We’ve watched as the media have sounded the alarm around SARS, Bird Flu, and even this year’s annual flu virus — every major media outlet has covered these global health stories. But where is the alarm and concern about tuberculosis? Where is the sense of urgency around a disease that has gone from a treatable form to become multi-drug resistant tuberculosis (MDR-TB), then extensively drug-resistant tuberculosis (XDR-TB), and now totally drug-resistant TDR-TB? What are we waiting for? Where are the alarms when TB killed 1.4 million and nearly 9 million people fell ill with it in 2011? Shouldn’t we be concerned that someone who develops an active case of TB will infect, on average, 15 people with whatever strain they have — including all of the drug-resistant strains? Where are the extraordinary measures for a disease that is the second largest infectious killer in the world behind HIV/AIDS?

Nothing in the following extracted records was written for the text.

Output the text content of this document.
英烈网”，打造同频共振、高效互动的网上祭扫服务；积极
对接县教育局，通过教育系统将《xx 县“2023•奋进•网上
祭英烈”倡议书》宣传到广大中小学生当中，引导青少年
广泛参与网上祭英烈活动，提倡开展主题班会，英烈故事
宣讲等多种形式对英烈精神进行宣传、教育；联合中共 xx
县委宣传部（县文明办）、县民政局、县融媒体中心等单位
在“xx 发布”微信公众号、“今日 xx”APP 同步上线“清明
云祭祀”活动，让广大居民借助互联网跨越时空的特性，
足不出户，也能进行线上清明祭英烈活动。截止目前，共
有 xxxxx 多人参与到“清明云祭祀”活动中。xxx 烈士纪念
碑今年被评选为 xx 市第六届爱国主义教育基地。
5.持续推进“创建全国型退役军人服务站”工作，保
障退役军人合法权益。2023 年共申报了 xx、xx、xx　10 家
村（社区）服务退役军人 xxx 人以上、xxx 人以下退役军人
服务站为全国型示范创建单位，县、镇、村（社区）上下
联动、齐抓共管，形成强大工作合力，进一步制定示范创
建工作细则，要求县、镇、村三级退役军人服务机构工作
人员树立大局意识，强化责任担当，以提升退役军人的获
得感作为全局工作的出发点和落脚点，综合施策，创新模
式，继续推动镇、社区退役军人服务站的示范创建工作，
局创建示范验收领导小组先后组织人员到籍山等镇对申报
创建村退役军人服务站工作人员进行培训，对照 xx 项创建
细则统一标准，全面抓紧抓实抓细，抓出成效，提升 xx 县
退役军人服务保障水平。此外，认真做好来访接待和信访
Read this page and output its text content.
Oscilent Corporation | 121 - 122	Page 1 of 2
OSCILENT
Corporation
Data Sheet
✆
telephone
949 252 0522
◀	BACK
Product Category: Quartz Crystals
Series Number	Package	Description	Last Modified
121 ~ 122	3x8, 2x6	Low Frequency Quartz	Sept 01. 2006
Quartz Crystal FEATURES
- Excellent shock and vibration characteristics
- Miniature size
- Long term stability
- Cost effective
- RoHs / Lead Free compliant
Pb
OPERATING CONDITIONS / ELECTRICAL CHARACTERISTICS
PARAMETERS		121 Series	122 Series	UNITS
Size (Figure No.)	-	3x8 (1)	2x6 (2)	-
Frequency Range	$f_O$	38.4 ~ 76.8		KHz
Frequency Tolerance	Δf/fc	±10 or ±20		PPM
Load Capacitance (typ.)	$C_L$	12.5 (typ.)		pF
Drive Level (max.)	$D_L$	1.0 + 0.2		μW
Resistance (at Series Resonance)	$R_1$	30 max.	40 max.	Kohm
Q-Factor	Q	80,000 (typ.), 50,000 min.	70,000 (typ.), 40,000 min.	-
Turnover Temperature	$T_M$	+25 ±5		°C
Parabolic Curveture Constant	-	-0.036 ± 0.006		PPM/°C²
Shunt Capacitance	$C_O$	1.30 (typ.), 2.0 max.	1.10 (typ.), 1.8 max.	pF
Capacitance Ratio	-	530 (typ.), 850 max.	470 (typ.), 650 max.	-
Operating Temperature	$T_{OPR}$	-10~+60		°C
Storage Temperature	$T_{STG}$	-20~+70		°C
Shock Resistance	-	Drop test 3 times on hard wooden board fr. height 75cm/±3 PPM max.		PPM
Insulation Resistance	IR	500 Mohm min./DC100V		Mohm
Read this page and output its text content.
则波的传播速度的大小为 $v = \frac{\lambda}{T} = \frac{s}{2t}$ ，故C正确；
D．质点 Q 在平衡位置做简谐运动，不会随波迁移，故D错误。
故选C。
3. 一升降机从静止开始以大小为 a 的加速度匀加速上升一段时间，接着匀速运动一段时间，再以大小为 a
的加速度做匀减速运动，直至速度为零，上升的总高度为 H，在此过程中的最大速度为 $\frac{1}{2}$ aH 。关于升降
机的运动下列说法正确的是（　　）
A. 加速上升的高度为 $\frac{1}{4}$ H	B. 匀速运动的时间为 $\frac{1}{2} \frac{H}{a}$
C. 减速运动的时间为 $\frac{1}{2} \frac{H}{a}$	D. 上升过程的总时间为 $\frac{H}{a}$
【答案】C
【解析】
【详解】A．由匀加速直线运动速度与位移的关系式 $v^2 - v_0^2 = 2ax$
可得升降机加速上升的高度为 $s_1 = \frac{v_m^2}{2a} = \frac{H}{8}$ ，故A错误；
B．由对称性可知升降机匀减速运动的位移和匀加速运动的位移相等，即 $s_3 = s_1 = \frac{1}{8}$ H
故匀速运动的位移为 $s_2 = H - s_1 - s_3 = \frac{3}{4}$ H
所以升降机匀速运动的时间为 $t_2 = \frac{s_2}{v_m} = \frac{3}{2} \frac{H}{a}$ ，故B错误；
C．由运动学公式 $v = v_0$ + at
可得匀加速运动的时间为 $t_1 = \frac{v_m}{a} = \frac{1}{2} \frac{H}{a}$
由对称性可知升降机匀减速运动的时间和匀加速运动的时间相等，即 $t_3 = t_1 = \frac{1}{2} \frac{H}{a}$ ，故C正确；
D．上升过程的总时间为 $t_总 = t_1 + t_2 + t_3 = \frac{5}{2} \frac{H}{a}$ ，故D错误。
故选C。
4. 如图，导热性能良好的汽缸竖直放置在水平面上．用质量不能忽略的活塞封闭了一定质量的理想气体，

Perhaps there is little alarm because 95% of TB deaths occur in low- and middle-income countries. Perhaps there is little alarm because many think that TB will stay where it is — that it won’t come and find us in the U.S. or in other prosperous nations? That’s what CDC noted that 8 percent of U.S. cases were drug resistant.

  • Here the CDC notes number of cases of drug-resistant TB in the U.S.
  • As early as 1991 there was a drug-resistant TB outbreak in NYC that cost over $1 billion to contain.
  • Without our advocacy, many will remain complacent, including out government decision makers. It’s time to sound the alarm.